Here few words ought to suffice. Nothing can be more plain than the revelations of scripture concerning God’s character as infinitely pure and holy—as a Being who not only can never sin himself but can never be pleased to have others sin, and above all can never put forth his power to make them sin. God can not be tempted with evil, “neither tempteth he any man” (Jam. 1: 13). When he declares so solemnly and so tenderly: “O do not that abominable thing which I hate”! shall it still be said—But he puts men to sinning; pushes them on in their sin; inclines their heart to sin and hardens them to more and guiltier sinning? Never!
Shall it be claimed that with one hand God gives his Spirit to impress the truth on human souls unto their salvation; and with the other sends his Spirit to augment the forces of temptation and to harden men’s hearts unto their damnation? Shall the same fountain send forth both sweet water and bitter? Shall the same God renew some human hearts unto holiness and harden other human hearts in sin—all by the same direct and similarly purposed agency, each work beingdone under the same impulses of infinite love?——Surely there must be some egregious misconception of God’s character involved in supposing him capable of acts so fundamentally opposite and incompatible—not to say, in supposing him capable of tempting men into more and greater sin!
The fact that He wisely and mightily over-rules sin to bring good forth from it should never be construed to imply that he abhors sin any the less because he can extort some good results from its existence.
CHAPTER XIII.
THE PASSOVER.
THE first of the three great annual festivals of Israel, and the one which above all was commemorative in character—a memorial service—was the Passover. It was designed to commemorate the deliverance of Israel from Egyptian bondage—the great birth-hour of the Hebrew nation. Especially did it commemorate the scenes of that last eventful night when God caused his angel of death to pass over the houses of Israel as he went through the land of Egypt, smiting the first-born in all her households.——The central thing in this institution was the slaying of the paschal lamb—one for each household—and the sprinkling of its blood upon the two side-posts, and upon the lintel over the door of each house. This sprinkled blood, seen by the destroying angel, became his authority for passing over and by that house, sparing its first-born, while he spared not one first-born of all the families of Egypt.
There were numerous collateral points in the institution, designed to fill it out more completely and make it most impressively a memorial service for all the future generations of Israel; e. g. the following:
As to time; it was on the fourteenth day of the month Abib, corresponding to our March or April—the night next following this day being that of the last plague on Egypt—the night which broke their yoke of bondage.Henceforth, this was made the first month in the Hebrew year.
The paschal lambs were taken by households. If the family was large, it stood by itself; if too small to consume one lamb, then two or more were united, the aim being to have the flesh of the lamb eaten entire. If any thing remained, it was to be burned in the morning.—It was to be roasted with fire, not eaten raw, and not boiled in water. (Ex. 12: 8, 9.) The arrangement by families looked toward the great fact of the original event—that Egypt was smitten by families—there being not a house in which there was not one dead. Its influence must have been precious through all the ages of Hebrew history in cementing family ties and sanctifying the family relation.
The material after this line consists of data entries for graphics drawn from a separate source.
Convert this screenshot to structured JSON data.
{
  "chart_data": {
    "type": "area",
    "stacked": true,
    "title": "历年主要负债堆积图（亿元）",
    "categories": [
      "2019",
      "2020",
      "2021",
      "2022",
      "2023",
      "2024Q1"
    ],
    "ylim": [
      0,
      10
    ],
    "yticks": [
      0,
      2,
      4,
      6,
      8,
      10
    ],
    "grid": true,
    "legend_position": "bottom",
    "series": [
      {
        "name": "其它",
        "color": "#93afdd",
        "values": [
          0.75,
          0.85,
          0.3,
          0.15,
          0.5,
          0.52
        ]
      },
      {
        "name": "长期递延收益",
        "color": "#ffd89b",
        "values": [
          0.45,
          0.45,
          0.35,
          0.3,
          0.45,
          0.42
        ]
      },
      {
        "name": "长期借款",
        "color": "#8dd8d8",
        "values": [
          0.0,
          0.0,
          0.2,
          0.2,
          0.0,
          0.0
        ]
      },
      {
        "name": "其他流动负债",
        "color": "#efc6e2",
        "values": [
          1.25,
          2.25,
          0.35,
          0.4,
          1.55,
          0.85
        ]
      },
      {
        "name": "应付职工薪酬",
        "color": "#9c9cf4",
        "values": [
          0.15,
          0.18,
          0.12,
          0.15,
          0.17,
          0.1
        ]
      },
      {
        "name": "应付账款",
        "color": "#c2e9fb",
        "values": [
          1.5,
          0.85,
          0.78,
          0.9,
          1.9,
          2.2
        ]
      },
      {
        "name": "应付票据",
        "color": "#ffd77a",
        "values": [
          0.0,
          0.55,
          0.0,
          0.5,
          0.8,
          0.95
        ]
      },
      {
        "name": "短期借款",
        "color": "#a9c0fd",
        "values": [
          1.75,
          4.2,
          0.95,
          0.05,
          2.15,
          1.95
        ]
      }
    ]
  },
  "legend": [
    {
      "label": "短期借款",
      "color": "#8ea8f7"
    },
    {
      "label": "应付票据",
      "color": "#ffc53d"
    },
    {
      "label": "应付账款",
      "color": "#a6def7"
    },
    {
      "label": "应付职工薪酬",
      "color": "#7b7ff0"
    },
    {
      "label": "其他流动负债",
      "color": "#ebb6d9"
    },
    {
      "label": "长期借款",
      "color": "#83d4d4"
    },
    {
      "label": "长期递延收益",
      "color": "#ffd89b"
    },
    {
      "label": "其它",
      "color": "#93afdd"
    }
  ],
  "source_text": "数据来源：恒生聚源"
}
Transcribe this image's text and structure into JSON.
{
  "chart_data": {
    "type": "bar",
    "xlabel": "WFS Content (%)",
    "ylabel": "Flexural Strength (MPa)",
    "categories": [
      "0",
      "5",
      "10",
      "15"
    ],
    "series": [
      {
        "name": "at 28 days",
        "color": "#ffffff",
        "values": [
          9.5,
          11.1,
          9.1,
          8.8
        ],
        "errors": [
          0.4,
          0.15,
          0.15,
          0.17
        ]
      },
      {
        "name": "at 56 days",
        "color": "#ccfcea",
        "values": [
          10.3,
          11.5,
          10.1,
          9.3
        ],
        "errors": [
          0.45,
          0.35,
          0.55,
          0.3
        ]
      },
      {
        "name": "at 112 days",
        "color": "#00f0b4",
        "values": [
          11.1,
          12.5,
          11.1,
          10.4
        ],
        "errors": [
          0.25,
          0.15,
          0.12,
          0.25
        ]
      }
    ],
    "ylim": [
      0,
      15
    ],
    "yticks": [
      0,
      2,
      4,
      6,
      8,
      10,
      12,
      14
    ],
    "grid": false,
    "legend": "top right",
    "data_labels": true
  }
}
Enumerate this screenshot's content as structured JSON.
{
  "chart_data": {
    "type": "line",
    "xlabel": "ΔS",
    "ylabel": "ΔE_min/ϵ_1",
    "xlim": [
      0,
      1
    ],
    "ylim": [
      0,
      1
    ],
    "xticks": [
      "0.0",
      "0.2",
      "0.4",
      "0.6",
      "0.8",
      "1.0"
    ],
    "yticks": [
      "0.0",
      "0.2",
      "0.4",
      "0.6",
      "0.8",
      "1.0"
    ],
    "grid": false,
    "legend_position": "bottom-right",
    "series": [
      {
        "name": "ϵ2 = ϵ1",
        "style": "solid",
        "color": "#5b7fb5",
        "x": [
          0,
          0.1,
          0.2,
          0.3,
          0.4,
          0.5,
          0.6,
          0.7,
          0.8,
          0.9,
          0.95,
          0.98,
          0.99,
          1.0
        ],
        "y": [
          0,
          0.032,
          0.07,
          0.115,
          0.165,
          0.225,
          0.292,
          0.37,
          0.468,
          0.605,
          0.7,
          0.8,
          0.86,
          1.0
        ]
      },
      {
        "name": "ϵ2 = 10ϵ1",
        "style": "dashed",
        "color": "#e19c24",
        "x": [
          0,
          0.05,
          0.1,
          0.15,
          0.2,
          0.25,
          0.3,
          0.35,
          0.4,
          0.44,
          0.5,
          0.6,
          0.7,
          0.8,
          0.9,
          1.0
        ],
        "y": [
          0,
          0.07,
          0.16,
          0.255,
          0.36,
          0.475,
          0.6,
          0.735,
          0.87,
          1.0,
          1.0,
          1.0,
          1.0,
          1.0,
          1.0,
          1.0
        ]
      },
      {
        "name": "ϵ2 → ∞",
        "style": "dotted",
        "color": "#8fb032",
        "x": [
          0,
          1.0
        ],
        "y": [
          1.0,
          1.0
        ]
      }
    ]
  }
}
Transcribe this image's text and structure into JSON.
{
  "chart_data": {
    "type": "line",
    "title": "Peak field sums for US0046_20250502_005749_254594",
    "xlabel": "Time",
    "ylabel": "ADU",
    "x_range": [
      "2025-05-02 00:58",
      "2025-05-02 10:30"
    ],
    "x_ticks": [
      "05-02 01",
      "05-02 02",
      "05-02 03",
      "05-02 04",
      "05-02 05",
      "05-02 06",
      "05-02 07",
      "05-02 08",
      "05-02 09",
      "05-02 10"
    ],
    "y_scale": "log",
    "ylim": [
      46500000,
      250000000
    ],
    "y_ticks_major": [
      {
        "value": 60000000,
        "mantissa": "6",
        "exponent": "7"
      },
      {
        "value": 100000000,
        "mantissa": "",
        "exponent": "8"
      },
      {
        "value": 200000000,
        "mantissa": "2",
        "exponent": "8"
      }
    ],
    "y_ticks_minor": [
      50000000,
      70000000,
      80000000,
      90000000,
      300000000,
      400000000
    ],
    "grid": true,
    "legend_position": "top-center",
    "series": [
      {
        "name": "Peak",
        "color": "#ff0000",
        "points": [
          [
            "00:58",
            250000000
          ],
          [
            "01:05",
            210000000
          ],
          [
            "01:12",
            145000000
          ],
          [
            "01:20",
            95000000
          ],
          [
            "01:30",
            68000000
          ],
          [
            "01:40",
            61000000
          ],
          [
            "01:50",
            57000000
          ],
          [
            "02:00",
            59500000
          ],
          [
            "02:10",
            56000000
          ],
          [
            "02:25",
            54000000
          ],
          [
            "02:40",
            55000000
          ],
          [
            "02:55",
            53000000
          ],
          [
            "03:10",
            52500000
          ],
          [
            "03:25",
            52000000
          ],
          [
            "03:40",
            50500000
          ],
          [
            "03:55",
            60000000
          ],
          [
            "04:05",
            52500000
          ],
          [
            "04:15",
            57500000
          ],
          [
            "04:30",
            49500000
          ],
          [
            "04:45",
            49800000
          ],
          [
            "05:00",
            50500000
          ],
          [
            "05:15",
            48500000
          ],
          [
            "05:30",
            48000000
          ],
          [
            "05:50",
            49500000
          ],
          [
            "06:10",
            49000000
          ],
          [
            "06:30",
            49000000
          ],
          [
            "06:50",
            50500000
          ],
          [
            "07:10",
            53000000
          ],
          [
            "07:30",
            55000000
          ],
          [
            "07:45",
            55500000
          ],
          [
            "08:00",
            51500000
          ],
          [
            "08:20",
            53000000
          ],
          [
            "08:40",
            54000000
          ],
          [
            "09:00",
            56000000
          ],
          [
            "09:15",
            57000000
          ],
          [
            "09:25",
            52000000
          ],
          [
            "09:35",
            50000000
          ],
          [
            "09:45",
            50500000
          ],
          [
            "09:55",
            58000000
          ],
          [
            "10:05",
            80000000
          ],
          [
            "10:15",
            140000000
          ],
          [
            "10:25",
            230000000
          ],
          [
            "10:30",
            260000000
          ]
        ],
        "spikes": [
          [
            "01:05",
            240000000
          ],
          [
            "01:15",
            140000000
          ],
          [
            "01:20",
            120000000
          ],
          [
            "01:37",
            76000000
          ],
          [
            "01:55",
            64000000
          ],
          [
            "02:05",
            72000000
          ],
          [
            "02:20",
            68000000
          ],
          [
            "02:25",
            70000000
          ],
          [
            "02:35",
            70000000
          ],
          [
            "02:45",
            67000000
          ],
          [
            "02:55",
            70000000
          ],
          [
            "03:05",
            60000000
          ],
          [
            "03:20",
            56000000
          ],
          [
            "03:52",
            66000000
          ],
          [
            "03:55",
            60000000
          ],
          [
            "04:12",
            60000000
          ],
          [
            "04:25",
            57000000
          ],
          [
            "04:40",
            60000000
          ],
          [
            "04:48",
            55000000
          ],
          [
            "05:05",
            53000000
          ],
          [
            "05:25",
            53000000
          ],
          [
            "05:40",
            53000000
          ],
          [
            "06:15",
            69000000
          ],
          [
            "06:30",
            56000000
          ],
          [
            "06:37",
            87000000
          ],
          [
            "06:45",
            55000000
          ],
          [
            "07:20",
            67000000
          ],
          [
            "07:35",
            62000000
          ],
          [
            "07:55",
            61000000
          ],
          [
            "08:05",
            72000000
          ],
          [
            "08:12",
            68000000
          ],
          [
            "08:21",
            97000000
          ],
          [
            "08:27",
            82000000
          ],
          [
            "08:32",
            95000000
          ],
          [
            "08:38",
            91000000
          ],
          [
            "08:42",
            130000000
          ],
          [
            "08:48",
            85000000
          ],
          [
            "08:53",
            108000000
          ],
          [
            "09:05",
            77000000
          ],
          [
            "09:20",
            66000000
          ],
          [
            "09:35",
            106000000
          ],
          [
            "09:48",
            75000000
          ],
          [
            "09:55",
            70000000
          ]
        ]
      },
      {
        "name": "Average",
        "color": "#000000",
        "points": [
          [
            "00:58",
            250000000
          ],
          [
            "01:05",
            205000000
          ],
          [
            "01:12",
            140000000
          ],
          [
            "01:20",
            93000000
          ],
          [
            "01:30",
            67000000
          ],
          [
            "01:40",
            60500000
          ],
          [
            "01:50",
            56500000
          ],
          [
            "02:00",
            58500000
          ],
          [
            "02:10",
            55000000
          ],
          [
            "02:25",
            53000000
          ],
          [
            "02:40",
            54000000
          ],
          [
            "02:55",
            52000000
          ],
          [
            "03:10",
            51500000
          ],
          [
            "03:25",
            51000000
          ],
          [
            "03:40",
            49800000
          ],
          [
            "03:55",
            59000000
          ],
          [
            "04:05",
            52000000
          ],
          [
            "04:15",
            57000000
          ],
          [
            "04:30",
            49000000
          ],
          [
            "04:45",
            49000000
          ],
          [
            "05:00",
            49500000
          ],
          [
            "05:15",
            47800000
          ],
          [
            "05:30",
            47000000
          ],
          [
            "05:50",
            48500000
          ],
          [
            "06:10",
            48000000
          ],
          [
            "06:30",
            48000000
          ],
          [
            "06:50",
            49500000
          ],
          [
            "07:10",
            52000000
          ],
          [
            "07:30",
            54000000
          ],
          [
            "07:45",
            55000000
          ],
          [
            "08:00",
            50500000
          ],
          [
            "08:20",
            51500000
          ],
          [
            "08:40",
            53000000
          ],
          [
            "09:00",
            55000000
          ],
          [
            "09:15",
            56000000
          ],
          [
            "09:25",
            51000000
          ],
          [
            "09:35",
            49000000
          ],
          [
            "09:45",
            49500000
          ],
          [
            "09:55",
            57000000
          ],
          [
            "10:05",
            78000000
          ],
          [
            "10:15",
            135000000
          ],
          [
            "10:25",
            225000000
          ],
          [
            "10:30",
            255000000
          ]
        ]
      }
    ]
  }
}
It was eaten with unleavened bread—the rule on this point being most stringent. No leaven might be eaten or even seen in their households during the entire feast of seven days. So prominent was this fact that the feast was called interchangeably, “The Passover,” or “The feast of unleavened bread.”——The original design of this prohibition seems to have been commemorative—the great haste of their departure precluding the preparation of leavened bread for their journey. The allusions to “leaven” in the New Testament (Matt. 16: 6, 11, 12, and Luke 12 and 1 Cor. 5: 7) indicate that leaven was associated with “pride that puffeth up,” and is quite the opposite of that simplicity and purity of heart which God loves.